# handedness and political orientation



## SenhorFrio (Apr 29, 2010)

just a silly idea to see if the hand you mark the ballot with matches what you're marking on it!


----------



## Valdyr (May 25, 2010)

Right-handed, left-liberal.

I guess not : P


----------



## skycloud86 (Jul 15, 2009)

Right-handed, extreme left-wing.


----------



## Paragon (Mar 15, 2011)

Left-handed, far left-wing.


----------



## pretty.Odd (Oct 7, 2010)

Right-handed, leftwinger.


----------



## neuropedia (Mar 12, 2011)

I was ambi when I was a kid, but learned to _right_(<-pun) like everyone else. Is that what makes me a centrist?
where's the centrist option?
oh wait, this is america.


----------



## lib (Sep 18, 2010)

SenhorFrio said:


> just a silly idea to see if the hand you mark the ballot with matches what you're marking on it!

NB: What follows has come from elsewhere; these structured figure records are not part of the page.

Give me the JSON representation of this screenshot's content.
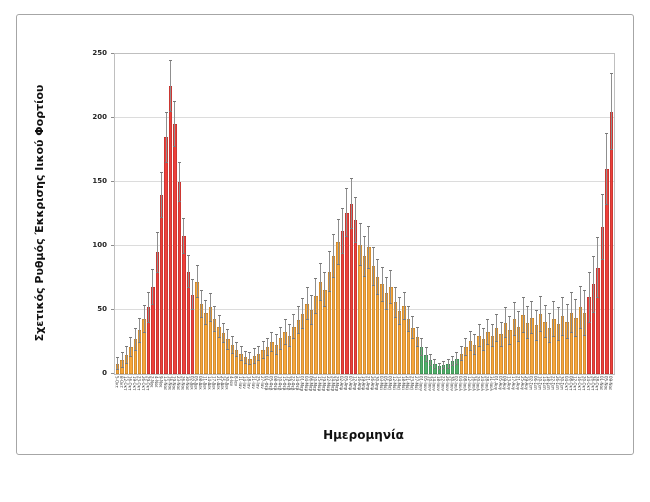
{
  "figure": {
    "title": "",
    "xlabel": "Ημερομηνία",
    "ylabel": "Σχετικός Ρυθμός Έκκρισης Ιικού Φορτίου"
  },
  "chart_data": {
    "type": "bar",
    "title": "",
    "xlabel": "Ημερομηνία",
    "ylabel": "Σχετικός Ρυθμός Έκκρισης Ιικού Φορτίου",
    "ylim": [
      0,
      250
    ],
    "yticks": [
      0,
      50,
      100,
      150,
      200,
      250
    ],
    "grid": true,
    "legend": false,
    "error_bars": true,
    "colors": {
      "red": "#ed403b",
      "orange": "#f6a63a",
      "green": "#4fb06a",
      "error": "#8f8f8f",
      "gridline": "#dcdcdc"
    },
    "columns": [
      "date",
      "value",
      "error",
      "color"
    ],
    "bars": [
      [
        "5-Οκτ",
        8,
        5,
        "orange"
      ],
      [
        "8-Οκτ",
        11,
        6,
        "orange"
      ],
      [
        "12-Οκτ",
        15,
        7,
        "orange"
      ],
      [
        "16-Οκτ",
        21,
        8,
        "orange"
      ],
      [
        "19-Οκτ",
        27,
        9,
        "orange"
      ],
      [
        "23-Οκτ",
        34,
        10,
        "orange"
      ],
      [
        "26-Οκτ",
        43,
        11,
        "orange"
      ],
      [
        "29-Οκτ",
        52,
        12,
        "red"
      ],
      [
        "2-Νοε",
        68,
        14,
        "red"
      ],
      [
        "4-Νοε",
        95,
        16,
        "red"
      ],
      [
        "9-Νοε",
        140,
        18,
        "red"
      ],
      [
        "13-Νοε",
        185,
        20,
        "red"
      ],
      [
        "16-Νοε",
        225,
        20,
        "red"
      ],
      [
        "19-Νοε",
        195,
        18,
        "red"
      ],
      [
        "23-Νοε",
        150,
        16,
        "red"
      ],
      [
        "26-Νοε",
        108,
        14,
        "red"
      ],
      [
        "30-Νοε",
        80,
        13,
        "red"
      ],
      [
        "02-Δεκ",
        62,
        12,
        "red"
      ],
      [
        "05-Δεκ",
        72,
        13,
        "orange"
      ],
      [
        "08-Δεκ",
        55,
        11,
        "orange"
      ],
      [
        "11-Δεκ",
        48,
        10,
        "orange"
      ],
      [
        "14-Δεκ",
        52,
        11,
        "orange"
      ],
      [
        "17-Δεκ",
        43,
        10,
        "orange"
      ],
      [
        "21-Δεκ",
        37,
        9,
        "orange"
      ],
      [
        "25-Δεκ",
        32,
        8,
        "orange"
      ],
      [
        "30-Δεκ",
        27,
        8,
        "orange"
      ],
      [
        "4-Ιαν",
        23,
        7,
        "orange"
      ],
      [
        "8-Ιαν",
        19,
        6,
        "orange"
      ],
      [
        "11-Ιαν",
        16,
        6,
        "orange"
      ],
      [
        "14-Ιαν",
        13,
        5,
        "orange"
      ],
      [
        "18-Ιαν",
        12,
        5,
        "orange"
      ],
      [
        "21-Ιαν",
        14,
        6,
        "orange"
      ],
      [
        "25-Ιαν",
        16,
        6,
        "orange"
      ],
      [
        "27-Ιαν",
        19,
        7,
        "orange"
      ],
      [
        "01-Φεβ",
        21,
        7,
        "orange"
      ],
      [
        "05-Φεβ",
        25,
        8,
        "orange"
      ],
      [
        "08-Φεβ",
        23,
        8,
        "orange"
      ],
      [
        "10-Φεβ",
        28,
        9,
        "orange"
      ],
      [
        "15-Φεβ",
        33,
        10,
        "orange"
      ],
      [
        "19-Φεβ",
        30,
        9,
        "orange"
      ],
      [
        "22-Φεβ",
        37,
        10,
        "orange"
      ],
      [
        "24-Φεβ",
        42,
        11,
        "orange"
      ],
      [
        "01-Μαρ",
        47,
        12,
        "orange"
      ],
      [
        "04-Μαρ",
        55,
        13,
        "orange"
      ],
      [
        "06-Μαρ",
        50,
        12,
        "orange"
      ],
      [
        "10-Μαρ",
        61,
        14,
        "orange"
      ],
      [
        "15-Μαρ",
        72,
        15,
        "orange"
      ],
      [
        "19-Μαρ",
        66,
        14,
        "orange"
      ],
      [
        "22-Μαρ",
        80,
        16,
        "orange"
      ],
      [
        "24-Μαρ",
        92,
        17,
        "orange"
      ],
      [
        "29-Μαρ",
        103,
        18,
        "orange"
      ],
      [
        "02-Απρ",
        112,
        18,
        "red"
      ],
      [
        "05-Απρ",
        126,
        19,
        "red"
      ],
      [
        "07-Απρ",
        133,
        20,
        "red"
      ],
      [
        "12-Απρ",
        120,
        18,
        "red"
      ],
      [
        "16-Απρ",
        101,
        17,
        "orange"
      ],
      [
        "19-Απρ",
        92,
        16,
        "orange"
      ],
      [
        "21-Απρ",
        99,
        17,
        "orange"
      ],
      [
        "26-Απρ",
        84,
        15,
        "orange"
      ],
      [
        "30-Απρ",
        76,
        14,
        "orange"
      ],
      [
        "03-Μαϊ",
        70,
        14,
        "orange"
      ],
      [
        "05-Μαϊ",
        63,
        13,
        "orange"
      ],
      [
        "09-Μαϊ",
        68,
        13,
        "orange"
      ],
      [
        "12-Μαϊ",
        56,
        12,
        "orange"
      ],
      [
        "14-Μαϊ",
        49,
        11,
        "orange"
      ],
      [
        "18-Μαϊ",
        53,
        11,
        "orange"
      ],
      [
        "21-Μαϊ",
        43,
        10,
        "orange"
      ],
      [
        "23-Μαϊ",
        36,
        9,
        "orange"
      ],
      [
        "27-Μαϊ",
        29,
        8,
        "orange"
      ],
      [
        "01-Ιουν",
        21,
        7,
        "green"
      ],
      [
        "05-Ιουν",
        15,
        6,
        "green"
      ],
      [
        "10-Ιουν",
        11,
        5,
        "green"
      ],
      [
        "14-Ιουν",
        8,
        4,
        "green"
      ],
      [
        "18-Ιουν",
        6,
        3,
        "green"
      ],
      [
        "22-Ιουν",
        7,
        3,
        "green"
      ],
      [
        "26-Ιουν",
        8,
        4,
        "green"
      ],
      [
        "30-Ιουν",
        10,
        4,
        "green"
      ],
      [
        "02-Ιουλ",
        12,
        5,
        "green"
      ],
      [
        "04-Ιουλ",
        16,
        6,
        "orange"
      ],
      [
        "08-Ιουλ",
        21,
        7,
        "orange"
      ],
      [
        "12-Ιουλ",
        26,
        8,
        "orange"
      ],
      [
        "16-Ιουλ",
        23,
        8,
        "orange"
      ],
      [
        "20-Ιουλ",
        30,
        9,
        "orange"
      ],
      [
        "24-Ιουλ",
        27,
        9,
        "orange"
      ],
      [
        "28-Ιουλ",
        33,
        10,
        "orange"
      ],
      [
        "31-Ιουλ",
        30,
        9,
        "orange"
      ],
      [
        "01-Αυγ",
        36,
        11,
        "orange"
      ],
      [
        "05-Αυγ",
        31,
        10,
        "orange"
      ],
      [
        "09-Αυγ",
        40,
        12,
        "orange"
      ],
      [
        "13-Αυγ",
        34,
        11,
        "orange"
      ],
      [
        "17-Αυγ",
        43,
        13,
        "orange"
      ],
      [
        "21-Αυγ",
        37,
        12,
        "orange"
      ],
      [
        "25-Αυγ",
        46,
        14,
        "orange"
      ],
      [
        "29-Αυγ",
        40,
        13,
        "orange"
      ],
      [
        "02-Σεπ",
        44,
        13,
        "orange"
      ],
      [
        "06-Σεπ",
        38,
        12,
        "orange"
      ],
      [
        "10-Σεπ",
        47,
        14,
        "orange"
      ],
      [
        "14-Σεπ",
        41,
        13,
        "orange"
      ],
      [
        "18-Σεπ",
        36,
        12,
        "orange"
      ],
      [
        "22-Σεπ",
        43,
        14,
        "orange"
      ],
      [
        "26-Σεπ",
        39,
        13,
        "orange"
      ],
      [
        "30-Σεπ",
        45,
        15,
        "orange"
      ],
      [
        "04-Οκτ",
        41,
        14,
        "orange"
      ],
      [
        "08-Οκτ",
        48,
        16,
        "orange"
      ],
      [
        "12-Οκτ",
        44,
        15,
        "orange"
      ],
      [
        "16-Οκτ",
        52,
        17,
        "orange"
      ],
      [
        "20-Οκτ",
        48,
        18,
        "orange"
      ],
      [
        "24-Οκτ",
        60,
        20,
        "red"
      ],
      [
        "26-Οκτ",
        70,
        22,
        "red"
      ],
      [
        "28-Οκτ",
        83,
        24,
        "red"
      ],
      [
        "01-Νοε",
        115,
        26,
        "red"
      ],
      [
        "05-Νοε",
        160,
        28,
        "red"
      ],
      [
        "09-Νοε",
        205,
        30,
        "red"
      ]
    ]
  }
}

The conservatives and the fascists, just like the socialists and the communists, love the state. Where does that leave me, a natural rights libertarian?
P.S. I'm right-handed.


----------



## Paragon (Mar 15, 2011)

lib said:


> socialists and the communists, love the state


No, they don't.


----------



## StrangeFruit (May 16, 2011)

Haha. Guess your hypothesis wasn't supported (well, so far). The majority of the population is right-handed so that was expected to be high but didn't expect more left wingers than right! There's hope for the world yet!


----------



## V3n0M93 (May 20, 2010)

I'm right-handed.

It's hard to decide if I am left or right. The left-right scale isn't specific enough. Economically speaking I am center-left, about everything else I am far-right.


----------